In his new book, The Power to Predict, Vivek Ranadive, the CEO of Tibco, the enterprise integration software supplier, argues that the world is about to enter a new phase in which governments and businesses are able to routinely and systematically collect all the relevant data relating to an event, as it is happening, and then predict what will happen next. They will be able to do this using a combination of real-time, event-driven systems and complex event processing (CEP), a technology for analysing outcomes from complex patterns of events (see David Luckham’s book, The Power of Events, reviewed in 2005 in Information Age).
Examples of this in action today are thin on the ground, but Ranadivé does like to cite the example of Harrah’s Casinos, which is run by Ranadivé’s old college mate Gary Loveman and operates gambling venues including the iconic Caesar’s Palace in Las Vegas. Harrah’s stores analytical data about customers’ behaviour, and attempts to maintain its customers’ positive mood by serving up special offers and support in response to events – such as a heavy gambling loss.

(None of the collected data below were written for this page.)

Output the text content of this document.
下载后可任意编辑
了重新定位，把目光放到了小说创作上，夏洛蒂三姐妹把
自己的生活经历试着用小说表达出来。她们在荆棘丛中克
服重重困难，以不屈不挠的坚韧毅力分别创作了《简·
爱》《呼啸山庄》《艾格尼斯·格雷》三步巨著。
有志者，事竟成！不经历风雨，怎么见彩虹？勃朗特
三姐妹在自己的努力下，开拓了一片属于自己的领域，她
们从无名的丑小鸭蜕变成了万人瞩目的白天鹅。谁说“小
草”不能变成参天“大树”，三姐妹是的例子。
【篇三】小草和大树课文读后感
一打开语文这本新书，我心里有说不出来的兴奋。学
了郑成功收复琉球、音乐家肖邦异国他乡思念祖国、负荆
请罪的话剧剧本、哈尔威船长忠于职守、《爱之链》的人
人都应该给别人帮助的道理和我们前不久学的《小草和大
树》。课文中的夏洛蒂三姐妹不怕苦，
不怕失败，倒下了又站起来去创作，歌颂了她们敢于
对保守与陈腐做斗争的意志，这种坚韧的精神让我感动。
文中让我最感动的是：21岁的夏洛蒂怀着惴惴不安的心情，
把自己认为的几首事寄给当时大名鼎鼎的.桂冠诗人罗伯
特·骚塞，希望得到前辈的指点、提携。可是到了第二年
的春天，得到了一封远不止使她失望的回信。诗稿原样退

At the launch of his book in Paris recently, Ranadivé encountered sceptics: one pointed out that attempts to predict stock market behaviour have always failed on a grand scale. Others said mistakes would be made as data sets could never be complete.
Ranadivé counters that he is not trying to predict the weather – he is merely saying that the world’s IT systems are about to move ahead of real time, and, moreover, they have the technology to do it.
But here is a prediction: if the first systems produce results – and at Harrah’s apparently they do – then the models will get bigger, the number of events subjected to analysis will multiply exponentially, and some very big and scary predictions will start to look eerily accurate.